Anyone who's ever seen at least the opening credits to Oz knows that people in jail are slightly quicker to anger than people who are, well, not in jail, and the inmates in the Connecticut correctional facilities are no exception. So far, the Department of Correction has received over three dozen letters from prisoners, suggesting that the ban either be overturned or modified to allow access to "cable programming that offers and displays nudity, also sexual activity." Because this applies to absolutely everything on cable television today, it's safe to say that if this proposal is adopted, the Department of Correction will have the last laugh when prison programming is restricted to Nancy Grace's nipple slip (NSFW, kinda) on Dancing with the Stars.

Still, while it's difficult to get up in arms over a convicted felon's constitutional right to watch two blond girls in Lucite heels get it on, the ban could have disturbing consequences for the censorship of non-pornographic materials. "Similar regulations have been used to censor an image of the Sistine Chapel, newspapers and magazines with lingerie ads, and the novel Ulysses," Connecticut ACLU executive director Andrew Schneider recently said in a statement. Sure, we want our federal penitentiary employees to have the best possible working conditions, but do they have to come at the expense of a prisoner discovering the works of James Joyce or Michelangelo?
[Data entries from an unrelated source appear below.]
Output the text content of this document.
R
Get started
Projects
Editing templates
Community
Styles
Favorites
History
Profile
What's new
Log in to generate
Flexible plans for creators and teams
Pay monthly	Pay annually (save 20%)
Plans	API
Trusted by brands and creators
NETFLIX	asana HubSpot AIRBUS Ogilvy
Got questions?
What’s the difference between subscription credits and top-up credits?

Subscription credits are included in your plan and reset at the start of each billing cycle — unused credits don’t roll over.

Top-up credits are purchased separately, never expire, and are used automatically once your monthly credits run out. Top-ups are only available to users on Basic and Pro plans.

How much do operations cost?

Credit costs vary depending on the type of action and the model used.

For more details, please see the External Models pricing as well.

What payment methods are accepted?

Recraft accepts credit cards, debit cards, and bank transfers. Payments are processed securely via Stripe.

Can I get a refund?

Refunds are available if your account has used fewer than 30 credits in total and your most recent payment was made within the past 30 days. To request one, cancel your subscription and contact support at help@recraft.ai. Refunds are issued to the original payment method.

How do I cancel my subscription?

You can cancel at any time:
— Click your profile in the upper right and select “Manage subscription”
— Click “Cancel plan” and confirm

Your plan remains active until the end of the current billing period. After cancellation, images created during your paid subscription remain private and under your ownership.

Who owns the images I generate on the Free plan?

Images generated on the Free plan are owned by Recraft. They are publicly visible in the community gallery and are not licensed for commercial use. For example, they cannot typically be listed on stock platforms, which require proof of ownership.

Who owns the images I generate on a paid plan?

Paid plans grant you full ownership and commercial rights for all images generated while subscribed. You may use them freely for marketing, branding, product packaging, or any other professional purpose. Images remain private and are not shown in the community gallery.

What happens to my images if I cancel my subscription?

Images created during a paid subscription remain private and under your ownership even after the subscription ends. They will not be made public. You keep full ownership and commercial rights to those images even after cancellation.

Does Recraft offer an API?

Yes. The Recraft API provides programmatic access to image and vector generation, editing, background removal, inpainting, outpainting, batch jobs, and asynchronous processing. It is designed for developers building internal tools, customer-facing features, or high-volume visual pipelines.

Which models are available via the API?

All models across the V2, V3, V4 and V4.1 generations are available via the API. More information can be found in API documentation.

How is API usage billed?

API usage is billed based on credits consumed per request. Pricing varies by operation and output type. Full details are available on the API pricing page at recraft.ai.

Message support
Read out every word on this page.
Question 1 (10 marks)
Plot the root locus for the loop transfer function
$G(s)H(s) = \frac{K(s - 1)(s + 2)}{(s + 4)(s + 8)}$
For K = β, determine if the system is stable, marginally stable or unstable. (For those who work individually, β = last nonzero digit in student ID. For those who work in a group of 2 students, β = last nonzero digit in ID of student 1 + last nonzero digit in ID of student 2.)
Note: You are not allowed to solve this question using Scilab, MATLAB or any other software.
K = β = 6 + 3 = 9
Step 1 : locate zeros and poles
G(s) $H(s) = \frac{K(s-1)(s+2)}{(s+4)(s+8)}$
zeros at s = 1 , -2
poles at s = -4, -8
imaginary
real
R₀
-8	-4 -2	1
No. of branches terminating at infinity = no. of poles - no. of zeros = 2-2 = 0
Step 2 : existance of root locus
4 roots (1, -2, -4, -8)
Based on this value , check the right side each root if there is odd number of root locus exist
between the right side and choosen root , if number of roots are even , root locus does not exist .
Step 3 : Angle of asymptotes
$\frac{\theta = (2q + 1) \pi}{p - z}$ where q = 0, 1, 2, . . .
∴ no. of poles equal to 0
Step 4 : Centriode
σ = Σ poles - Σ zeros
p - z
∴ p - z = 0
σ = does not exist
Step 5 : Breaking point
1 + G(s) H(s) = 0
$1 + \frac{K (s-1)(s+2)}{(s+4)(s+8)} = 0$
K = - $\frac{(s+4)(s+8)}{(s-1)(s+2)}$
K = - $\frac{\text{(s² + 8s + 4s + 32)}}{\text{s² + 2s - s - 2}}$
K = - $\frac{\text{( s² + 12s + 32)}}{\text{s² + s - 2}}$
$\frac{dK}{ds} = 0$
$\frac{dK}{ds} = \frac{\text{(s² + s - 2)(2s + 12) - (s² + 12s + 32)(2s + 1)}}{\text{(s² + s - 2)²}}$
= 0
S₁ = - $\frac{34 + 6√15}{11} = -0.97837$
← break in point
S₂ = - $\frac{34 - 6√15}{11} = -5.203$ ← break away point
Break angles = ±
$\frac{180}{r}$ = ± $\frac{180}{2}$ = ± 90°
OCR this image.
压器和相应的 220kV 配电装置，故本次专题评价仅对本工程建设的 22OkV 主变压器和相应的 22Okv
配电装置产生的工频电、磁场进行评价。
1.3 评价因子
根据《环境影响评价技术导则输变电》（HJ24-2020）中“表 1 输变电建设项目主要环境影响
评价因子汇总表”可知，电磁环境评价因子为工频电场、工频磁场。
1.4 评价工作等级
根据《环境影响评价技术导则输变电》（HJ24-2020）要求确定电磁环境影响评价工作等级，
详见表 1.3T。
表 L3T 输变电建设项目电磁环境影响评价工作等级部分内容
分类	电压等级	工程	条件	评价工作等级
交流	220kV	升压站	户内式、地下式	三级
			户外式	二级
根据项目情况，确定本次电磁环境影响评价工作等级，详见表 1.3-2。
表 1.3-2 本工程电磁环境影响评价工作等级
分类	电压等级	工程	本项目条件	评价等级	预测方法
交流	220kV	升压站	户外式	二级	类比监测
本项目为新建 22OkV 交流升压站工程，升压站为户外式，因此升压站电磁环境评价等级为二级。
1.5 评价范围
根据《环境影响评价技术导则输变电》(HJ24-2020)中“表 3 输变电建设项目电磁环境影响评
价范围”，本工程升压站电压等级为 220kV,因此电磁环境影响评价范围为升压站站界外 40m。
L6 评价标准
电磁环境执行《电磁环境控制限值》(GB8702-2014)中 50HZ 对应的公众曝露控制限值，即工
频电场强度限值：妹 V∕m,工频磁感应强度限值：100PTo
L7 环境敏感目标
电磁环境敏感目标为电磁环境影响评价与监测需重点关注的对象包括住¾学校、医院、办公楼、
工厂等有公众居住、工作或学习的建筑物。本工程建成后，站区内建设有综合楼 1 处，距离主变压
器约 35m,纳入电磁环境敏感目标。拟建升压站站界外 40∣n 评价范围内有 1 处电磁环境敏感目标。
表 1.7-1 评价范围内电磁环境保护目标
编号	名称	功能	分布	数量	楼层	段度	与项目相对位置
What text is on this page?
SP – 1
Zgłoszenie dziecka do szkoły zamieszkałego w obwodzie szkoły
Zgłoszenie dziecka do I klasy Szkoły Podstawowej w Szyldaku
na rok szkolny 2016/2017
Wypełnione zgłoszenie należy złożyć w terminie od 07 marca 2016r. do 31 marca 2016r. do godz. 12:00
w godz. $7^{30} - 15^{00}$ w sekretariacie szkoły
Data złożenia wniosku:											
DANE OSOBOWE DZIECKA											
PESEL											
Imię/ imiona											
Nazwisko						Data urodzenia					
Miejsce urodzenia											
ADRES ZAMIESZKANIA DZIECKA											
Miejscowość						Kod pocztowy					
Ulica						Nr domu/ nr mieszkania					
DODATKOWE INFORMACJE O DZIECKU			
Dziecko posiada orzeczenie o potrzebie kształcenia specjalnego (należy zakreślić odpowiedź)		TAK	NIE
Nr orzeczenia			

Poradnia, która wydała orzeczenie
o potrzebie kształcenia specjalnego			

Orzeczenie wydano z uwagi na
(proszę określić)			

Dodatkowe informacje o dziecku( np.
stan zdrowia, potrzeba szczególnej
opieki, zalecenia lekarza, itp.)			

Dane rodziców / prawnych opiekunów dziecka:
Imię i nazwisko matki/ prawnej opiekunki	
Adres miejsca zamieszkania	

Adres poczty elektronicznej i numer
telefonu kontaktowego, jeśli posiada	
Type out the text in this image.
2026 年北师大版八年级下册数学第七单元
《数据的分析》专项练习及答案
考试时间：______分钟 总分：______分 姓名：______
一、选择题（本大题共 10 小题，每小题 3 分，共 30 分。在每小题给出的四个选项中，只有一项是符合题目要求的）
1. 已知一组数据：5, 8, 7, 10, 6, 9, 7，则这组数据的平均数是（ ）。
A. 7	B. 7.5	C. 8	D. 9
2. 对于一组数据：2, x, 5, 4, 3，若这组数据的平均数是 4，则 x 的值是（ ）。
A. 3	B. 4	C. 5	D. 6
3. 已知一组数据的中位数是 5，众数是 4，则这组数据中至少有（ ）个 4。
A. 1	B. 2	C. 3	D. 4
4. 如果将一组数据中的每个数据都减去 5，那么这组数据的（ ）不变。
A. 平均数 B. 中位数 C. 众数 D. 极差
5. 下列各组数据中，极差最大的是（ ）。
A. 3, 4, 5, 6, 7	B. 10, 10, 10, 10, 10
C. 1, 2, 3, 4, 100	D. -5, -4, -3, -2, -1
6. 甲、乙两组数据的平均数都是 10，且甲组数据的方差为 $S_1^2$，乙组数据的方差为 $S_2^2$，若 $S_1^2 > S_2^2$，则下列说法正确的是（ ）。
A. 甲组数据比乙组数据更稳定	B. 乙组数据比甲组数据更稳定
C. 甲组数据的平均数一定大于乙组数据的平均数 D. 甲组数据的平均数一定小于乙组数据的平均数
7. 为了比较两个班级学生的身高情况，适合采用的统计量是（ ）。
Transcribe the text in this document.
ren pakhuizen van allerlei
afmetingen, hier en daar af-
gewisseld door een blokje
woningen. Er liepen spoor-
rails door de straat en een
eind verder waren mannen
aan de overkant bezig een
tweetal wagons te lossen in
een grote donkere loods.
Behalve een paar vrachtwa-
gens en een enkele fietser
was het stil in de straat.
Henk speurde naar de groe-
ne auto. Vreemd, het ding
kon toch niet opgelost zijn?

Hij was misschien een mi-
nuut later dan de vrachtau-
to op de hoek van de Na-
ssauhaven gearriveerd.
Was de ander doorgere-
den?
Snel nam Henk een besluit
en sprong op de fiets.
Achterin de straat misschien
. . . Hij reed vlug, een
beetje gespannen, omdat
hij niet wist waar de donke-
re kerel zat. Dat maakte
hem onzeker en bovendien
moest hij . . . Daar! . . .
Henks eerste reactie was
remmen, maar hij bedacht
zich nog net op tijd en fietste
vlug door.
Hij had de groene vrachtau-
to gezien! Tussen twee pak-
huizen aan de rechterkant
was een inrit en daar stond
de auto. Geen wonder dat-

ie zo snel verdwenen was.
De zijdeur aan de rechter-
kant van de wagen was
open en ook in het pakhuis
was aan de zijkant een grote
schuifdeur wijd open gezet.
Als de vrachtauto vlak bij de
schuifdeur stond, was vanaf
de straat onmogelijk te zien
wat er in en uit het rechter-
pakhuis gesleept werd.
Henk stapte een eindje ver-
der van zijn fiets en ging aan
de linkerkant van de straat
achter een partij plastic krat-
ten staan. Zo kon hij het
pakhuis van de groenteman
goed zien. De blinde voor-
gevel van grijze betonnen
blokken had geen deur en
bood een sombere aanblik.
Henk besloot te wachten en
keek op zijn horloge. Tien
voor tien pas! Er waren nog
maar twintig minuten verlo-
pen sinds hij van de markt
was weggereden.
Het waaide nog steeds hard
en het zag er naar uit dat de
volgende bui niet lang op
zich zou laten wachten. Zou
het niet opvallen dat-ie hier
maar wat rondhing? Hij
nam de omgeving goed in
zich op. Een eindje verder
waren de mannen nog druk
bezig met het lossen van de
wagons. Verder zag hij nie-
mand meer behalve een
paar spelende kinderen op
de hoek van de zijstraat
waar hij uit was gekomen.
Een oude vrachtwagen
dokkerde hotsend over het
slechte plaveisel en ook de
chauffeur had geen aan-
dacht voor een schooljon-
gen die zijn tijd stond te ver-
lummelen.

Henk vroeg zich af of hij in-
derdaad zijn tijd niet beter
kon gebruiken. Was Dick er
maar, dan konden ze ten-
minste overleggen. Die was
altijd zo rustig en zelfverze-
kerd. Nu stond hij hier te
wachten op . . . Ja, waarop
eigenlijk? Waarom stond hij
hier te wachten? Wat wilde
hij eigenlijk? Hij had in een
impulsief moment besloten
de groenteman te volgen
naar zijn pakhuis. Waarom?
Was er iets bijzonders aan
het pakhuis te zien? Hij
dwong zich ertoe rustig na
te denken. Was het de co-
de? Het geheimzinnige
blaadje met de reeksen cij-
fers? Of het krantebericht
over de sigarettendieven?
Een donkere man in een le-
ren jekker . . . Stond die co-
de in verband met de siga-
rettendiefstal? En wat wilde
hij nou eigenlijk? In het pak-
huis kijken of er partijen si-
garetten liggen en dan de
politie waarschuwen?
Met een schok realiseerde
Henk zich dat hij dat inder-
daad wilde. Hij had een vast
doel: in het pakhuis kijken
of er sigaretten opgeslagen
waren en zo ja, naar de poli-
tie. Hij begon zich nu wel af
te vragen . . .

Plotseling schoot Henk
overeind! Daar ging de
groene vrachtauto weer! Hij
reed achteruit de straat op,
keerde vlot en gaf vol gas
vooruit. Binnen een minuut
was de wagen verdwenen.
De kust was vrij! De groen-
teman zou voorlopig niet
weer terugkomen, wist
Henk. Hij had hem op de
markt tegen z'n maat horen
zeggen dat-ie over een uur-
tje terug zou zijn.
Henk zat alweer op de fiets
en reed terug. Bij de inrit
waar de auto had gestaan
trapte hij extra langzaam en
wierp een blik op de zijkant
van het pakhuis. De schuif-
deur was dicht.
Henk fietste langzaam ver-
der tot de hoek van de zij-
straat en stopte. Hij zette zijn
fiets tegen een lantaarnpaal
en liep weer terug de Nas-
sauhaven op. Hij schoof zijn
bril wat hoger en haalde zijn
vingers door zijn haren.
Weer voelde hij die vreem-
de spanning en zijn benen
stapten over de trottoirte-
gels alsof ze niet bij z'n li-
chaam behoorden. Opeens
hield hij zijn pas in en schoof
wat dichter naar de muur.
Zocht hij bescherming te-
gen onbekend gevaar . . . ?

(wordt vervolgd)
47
Then again, I can't say that I recall Brother Vern Schillinger ever reading Proust's Remembrance of Things Past on Oz, so maybe the Connecticut Department of Correction has a point. 

Commentarium (9 Comments)

Oct 11 11 - 10:22am
fistix

they should only be able to watch Lifetime or Oxygen and their food should be laced with estrogen.

Oct 11 11 - 10:53am
Lawrence

They censored Ulysses in prison? What for? "If we give them 25 years to read Ulysses, they might actually figure it out!"

Oct 11 11 - 1:59pm
nope

Really? It's a very sexual book that has a graphic masturbation scene and a long history of censorship.

Oct 11 11 - 3:38pm
VBN

If they want porn, let them try out good behavior for it. Make it a reward and a privilege, not a right.

Oct 12 11 - 7:59am
Dean

Yeah, I'm sure prisoners will be much better-behaved if they're sexually frustrated in addition to everything else.

Oct 15 11 - 9:27am
maryrose

please i will like you to contact me through my Email
then i will explaine my self to you and send you my picture, i love your profile

Oct 23 11 - 12:28pm
Wildwest

This is the stupid! Here's the choice, let these guys beat off two naked women OR have some of them beat up 90 pound weaklings and have unprotected BUTT SEX with them.

This fulfills the prophesy, 'The prisons would be transformed from a place that offers rehabilitation and punishment to punishment only. We should expect the recidivism rate to sky rocket even more!

Nov 20 11 - 10:07pm
Nelda

Great atrilce but it didn't have everything—I didn't find the kitchen sink!